La croissance économique tient le coup malgré les nombreux risques géopolitiques

22 janvier 2026
Jimmy Jean • Randall Bartlett • Benoit P. Durocher • Royce Mendes • Mirza Shaheryar Baig • Marc-Antoine Dumont
Tiago Figueiredo • Francis Généreux • Sonny Scarfone • Oskar Stone • Hendrix Vachon • LJ Valencia

Faits saillants

  • Jusqu’à maintenant, l’économie mondiale continue de faire fi de l’incertitude et des différents obstacles à la croissance. La progression des PIB réels tient généralement bon. La Chine a réussi à atteindre la croissance du PIB réel ciblée par ses dirigeants, soit 5,0 % pour l’ensemble de 2025. Le quatrième trimestre de l’année a même montré une légère accélération malgré des faiblesses au sein de la demande intérieure. En Europe, les données préliminaires affichent une croissance du PIB réel allemand de 0,2 % pour 2025, une première hausse annuelle depuis 2022. L’amélioration des indices PMI de la zone euro au cours de l’automne dernier est de bon augure. De son côté, la croissance britannique semble s’améliorer après plusieurs mois de faiblesse. Somme toute, le PIB réel mondial devrait afficher des progressions de 3,2 % en 2025 et de 3,1 % en 2026 ainsi qu’en 2027. Cela dit, les velléités américaines envers le Groenland, la situation au Venezuela et les menaces envers l’Iran rappellent que la conjoncture économique internationale pourrait à nouveau être affectée par l’actualité géopolitique en 2026, sans compter les menaces constantes de nouvelle escalade tarifaire.
  • Aux États‑Unis, l’impasse budgétaire a rendu plus floue la conjoncture. Les résultats du troisième trimestre publiés tard en décembre reflétaient une croissance encore étonnamment forte de l’économie américaine. Les indicateurs publiés jusqu’à maintenant pour le quatrième trimestre pointent aussi vers une bonne progression du PIB réel, malgré les conséquences directes et indirectes de l’impasse budgétaire et les pertes d’emplois enregistrées en octobre.

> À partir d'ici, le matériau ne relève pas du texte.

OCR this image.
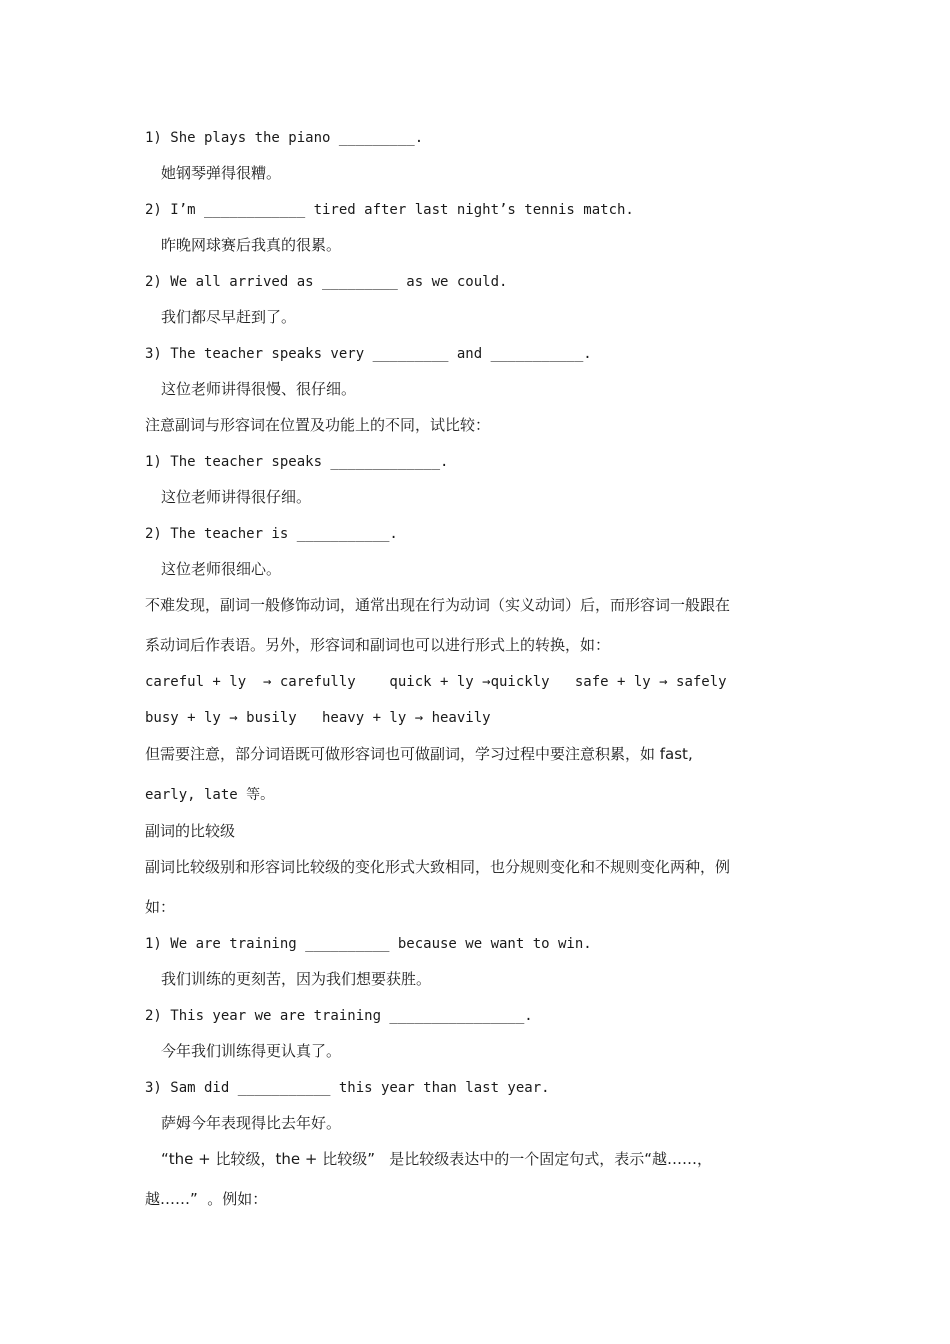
1) She plays the piano _________.
她钢琴弹得很糟。
2) I’m ____________ tired after last night’s tennis match.
昨晚网球赛后我真的很累。
2) We all arrived as _________ as we could.
我们都尽早赶到了。
3) The teacher speaks very _________ and ___________.
这位老师讲得很慢、很仔细。
注意副词与形容词在位置及功能上的不同，试比较：
1) The teacher speaks _____________.
这位老师讲得很仔细。
2) The teacher is ___________.
这位老师很细心。
不难发现，副词一般修饰动词，通常出现在行为动词（实义动词）后，而形容词一般跟在
系动词后作表语。另外，形容词和副词也可以进行形式上的转换，如：
careful + ly  → carefully    quick + ly →quickly   safe + ly → safely
busy + ly → busily   heavy + ly → heavily
但需要注意，部分词语既可做形容词也可做副词，学习过程中要注意积累，如 fast,
early, late 等。
副词的比较级
副词比较级别和形容词比较级的变化形式大致相同，也分规则变化和不规则变化两种，例
如：
1) We are training __________ because we want to win.
我们训练的更刻苦，因为我们想要获胜。
2) This year we are training ________________.
今年我们训练得更认真了。
3) Sam did ___________ this year than last year.
萨姆今年表现得比去年好。
“the + 比较级，the + 比较级”   是比较级表达中的一个固定句式，表示“越……，
越……”  。例如：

Le début de 2026 devrait être caractérisé par une contribution positive plus évidente des effets des changements fiscaux adoptés l’été dernier. L’inflation américaine s’est montrée plutôt faible au cours des derniers mois de 2025. On prévoit un peu plus d’effets des tarifs sur les prix des biens, mais cela devrait être en partie contrebalancé par une croissance modeste des prix des services.
  • Nos prévisions pour le PIB réel canadien demeurent largement inchangées par rapport à décembre. La demande intérieure devrait alimenter la croissance alors que les dépenses de consommation resteront soutenues par un marché du travail résilient. Les investissements en défense et en infrastructures prévus par le gouvernement fédéral devraient donner un soutien additionnel et aider à compenser la réduction des dépenses de fonctionnement. Le taux effectif des droits de douane sur les exportations canadiennes vers les États‑Unis devrait rester relativement stable, reflétant des tarifs sectoriels persistants Lien externe au site.. En revanche, l’investissement des entreprises sera probablement limité par l’incertitude entourant la révision de l’Accord Canada–États‑Unis–Mexique (ACEUM). Notre analyse Lien externe au site. du changement de régime au Venezuela suggère un léger ralentissement de la croissance au gré de l’élargissement de l’écart de prix entre les indices de référence du pétrole national et américain. Avec des prix du pétrole qui devraient demeurer relativement stables, on s’attend à ce que l’inflation situe près de la cible de 2 % de la Banque du Canada (BdC). Le ralentissement de la croissance démographique Lien externe au site. et l’augmentation des renouvellements hypothécaires sont d’autres facteurs négatifs.
  • Au Québec, la croissance économique demeurera modérée, le PIB passant de 0,8 % en 2025 à 1,1 % en 2026. Les secteurs visés par les tarifs américains (aluminium, cuivre, foresterie, camions) resteront sous pression, l’ACEUM n’offrant pas de protection face aux tarifs sectoriels. La faiblesse des exportations continuera de peser sur le PIB et l’emploi, malgré une diversification partielle des marchés. Le resserrement des seuils d’immigration, permanente comme temporaire, freinera la croissance de la main-d’œuvre, ce qui exacerbera la rareté dans les régions hors des grands centres. Cette contrainte maintiendra le taux de chômage autour de 5 %, accentuera les tensions salariales et pourrait retarder certains projets d’investissement. L’inflation devrait converger vers la moyenne canadienne à mesure que s’estompent des distorsions de politiques passées. En année électorale, les partis pourraient être tentés de prendre de nouveaux engagements. Toutefois, le gouvernement a une marge limitée avec des écarts à identifier Lien externe au site. et la nécessité de retourner à l’équilibre budgétaire d’ici 2029‑2030. Au-delà des projets concernant la défense, les grands chantiers, dont ceux d’Hydro‑Québec et l’agrandissement du port de Montréal, soutiendront aussi l’activité ces prochaines années.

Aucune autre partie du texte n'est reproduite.